Os dias mundiais servem para promover a consciencialização da opinião publica e mobilizar a vontade política e recursos para resolver problemas globais. Estas datas deveriam servir para incentivar ações coordenadas entre governos, sociedade civil, setores público e privado, e cidadãos para abordar questões globais. E, a obesidade é um problema à escala mundial. A OMS estima que haverá 700 milhões de pessoas obesas em 2025, parte de um total de 2,3 mil milhões de adultos com excesso de peso. Em Portugal, a prevalência da obesidade é uma das mais elevadas da Europa, com quase 29% dos portugueses entre os 25 e os 74 anos a viver com esta doença. A pré-obesidade afeta 67,6% da população portuguesa. A obesidade atinge cerca de 12% das crianças e perto de 30% das crianças têm pré-obesidade. Estes dados são alarmantes. Se nada for feito, iremos ter uma sociedade mais doente, com menor esperança de vida, menos produtiva e mais empobrecida. É imperioso implementar medidas eficazes de prevenção de obesidade, mas para aqueles que já têm a doença instalada… a prevenção já vem tarde. Para esses precisamos de conhecer a doença e as suas complicações e tratar de preferência a obesidade antes das complicações se instalarem.

A Obesidade é uma doença?

Sim, a obesidade é uma doença! A obesidade é uma doença crónica, complexa, multifatorial influenciada por fatores genéticos, biológicos, ambientais e psicológicos, que é subdiagnosticada, subtratada e incompreendida, mas, que conhecemos muito bem as suas consequências. A obesidade está associada a mais de 200 doenças ou comorbilidades - os 4 M (consequências Metabólicas, Mecânicas, Mentais e Monetárias).

A Obesidade tem Tratamentos!

O tratamento da obesidade assenta em 3 pilares: a intervenção psicológica e comportamental, a terapêutica farmacológica e a terapêutica cirúrgica. A modificação do estilo de vida (nutrição e atividade física) não são tratamentos da obesidade, mas outcomes do tratamento da obesidade.

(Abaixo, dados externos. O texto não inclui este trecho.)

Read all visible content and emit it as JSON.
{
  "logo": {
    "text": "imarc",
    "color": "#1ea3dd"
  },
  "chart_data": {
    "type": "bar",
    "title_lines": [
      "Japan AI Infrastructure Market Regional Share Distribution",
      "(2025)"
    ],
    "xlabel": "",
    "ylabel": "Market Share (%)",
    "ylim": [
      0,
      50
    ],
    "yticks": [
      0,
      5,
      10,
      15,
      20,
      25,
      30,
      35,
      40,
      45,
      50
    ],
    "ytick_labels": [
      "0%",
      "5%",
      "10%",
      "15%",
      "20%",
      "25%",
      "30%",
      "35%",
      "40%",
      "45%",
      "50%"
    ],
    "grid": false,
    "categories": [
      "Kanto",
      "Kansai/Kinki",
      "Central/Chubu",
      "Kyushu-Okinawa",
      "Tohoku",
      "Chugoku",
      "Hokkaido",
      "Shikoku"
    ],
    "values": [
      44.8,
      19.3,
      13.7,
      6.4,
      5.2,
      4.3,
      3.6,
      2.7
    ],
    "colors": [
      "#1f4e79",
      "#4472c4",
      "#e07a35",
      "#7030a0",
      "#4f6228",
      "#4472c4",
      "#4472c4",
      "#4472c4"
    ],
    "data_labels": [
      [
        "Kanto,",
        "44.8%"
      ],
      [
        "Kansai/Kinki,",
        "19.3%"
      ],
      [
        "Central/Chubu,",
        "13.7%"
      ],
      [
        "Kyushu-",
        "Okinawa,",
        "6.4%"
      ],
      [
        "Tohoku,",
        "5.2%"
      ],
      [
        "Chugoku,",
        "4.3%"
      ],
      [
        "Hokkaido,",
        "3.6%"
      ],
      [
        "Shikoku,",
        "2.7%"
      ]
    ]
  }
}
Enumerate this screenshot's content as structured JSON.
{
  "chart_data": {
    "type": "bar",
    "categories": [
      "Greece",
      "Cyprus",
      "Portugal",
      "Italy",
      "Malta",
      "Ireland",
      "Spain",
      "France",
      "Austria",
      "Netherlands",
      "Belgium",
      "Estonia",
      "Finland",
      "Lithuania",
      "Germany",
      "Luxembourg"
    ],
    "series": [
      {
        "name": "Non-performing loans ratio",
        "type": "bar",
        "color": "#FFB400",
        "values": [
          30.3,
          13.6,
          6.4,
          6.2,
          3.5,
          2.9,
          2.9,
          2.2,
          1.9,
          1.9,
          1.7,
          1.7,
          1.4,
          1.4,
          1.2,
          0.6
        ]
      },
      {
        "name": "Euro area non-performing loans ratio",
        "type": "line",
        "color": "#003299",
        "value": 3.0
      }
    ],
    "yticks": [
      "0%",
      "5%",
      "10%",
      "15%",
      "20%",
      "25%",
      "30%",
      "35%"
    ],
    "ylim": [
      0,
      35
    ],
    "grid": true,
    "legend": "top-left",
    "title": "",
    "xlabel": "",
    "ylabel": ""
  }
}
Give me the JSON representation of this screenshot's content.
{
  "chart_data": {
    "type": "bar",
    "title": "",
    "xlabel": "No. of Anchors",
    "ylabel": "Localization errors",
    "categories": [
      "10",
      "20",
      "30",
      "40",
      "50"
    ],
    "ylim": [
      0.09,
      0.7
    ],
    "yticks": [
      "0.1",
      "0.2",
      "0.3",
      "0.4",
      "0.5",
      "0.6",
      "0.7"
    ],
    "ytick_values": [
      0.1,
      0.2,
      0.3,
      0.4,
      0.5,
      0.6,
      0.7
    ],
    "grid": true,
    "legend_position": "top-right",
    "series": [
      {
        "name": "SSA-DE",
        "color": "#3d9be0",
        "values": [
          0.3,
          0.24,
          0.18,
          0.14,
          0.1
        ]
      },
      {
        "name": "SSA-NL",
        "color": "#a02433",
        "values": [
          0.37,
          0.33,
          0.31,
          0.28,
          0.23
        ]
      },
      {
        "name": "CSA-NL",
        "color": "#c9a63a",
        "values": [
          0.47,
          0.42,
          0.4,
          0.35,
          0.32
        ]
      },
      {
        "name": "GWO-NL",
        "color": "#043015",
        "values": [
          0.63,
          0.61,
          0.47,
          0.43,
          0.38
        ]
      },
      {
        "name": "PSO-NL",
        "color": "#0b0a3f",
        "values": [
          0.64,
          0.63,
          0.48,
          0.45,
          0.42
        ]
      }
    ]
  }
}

O tratamento da obesidade não se deve focar no peso, mas, na redução, regressão ou prevenção das comorbilidades associadas. Se reduzirmos o peso em 5%, 10% ou 15% assistimos a uma redução ou até reversão das múltiplas comorbilidades associadas à obesidade e ainda melhoria da qualidade de vida e aumento da esperança média de vida.

A obesidade é uma doença que deve ser tratada, tal como todas as outras doenças. De uma forma geral, a intervenção farmacológica é uma opção para uma grande percentagem de doentes com obesidade (IMC ≥ 30 Kg/m2) ou sobrecarga ponderal (IMC ≥ 27 Kg/m2) com comorbilidades associadas. Neste momento, em Portugal, dispomos apenas de 4 fármacos aprovados pela Agência Europeia do Medicamento, no entanto nenhum é comparticipado em Portugal.

A obesidade é mais prevalente nas classes sociais mais desfavorecidas, o que gera iniquidade na acessibilidade ao seu tratamento. É fundamental desmistificar a ideia de que o tratamento eficaz da obesidade é um custo para o Estado. Na realidade, trata-se de um investimento importantíssimo para inverter a curva de prevalência da doença crónica no país e das taxas de mortalidade que lhe estão associadas, contribuindo para a sustentabilidade do sistema de saúde.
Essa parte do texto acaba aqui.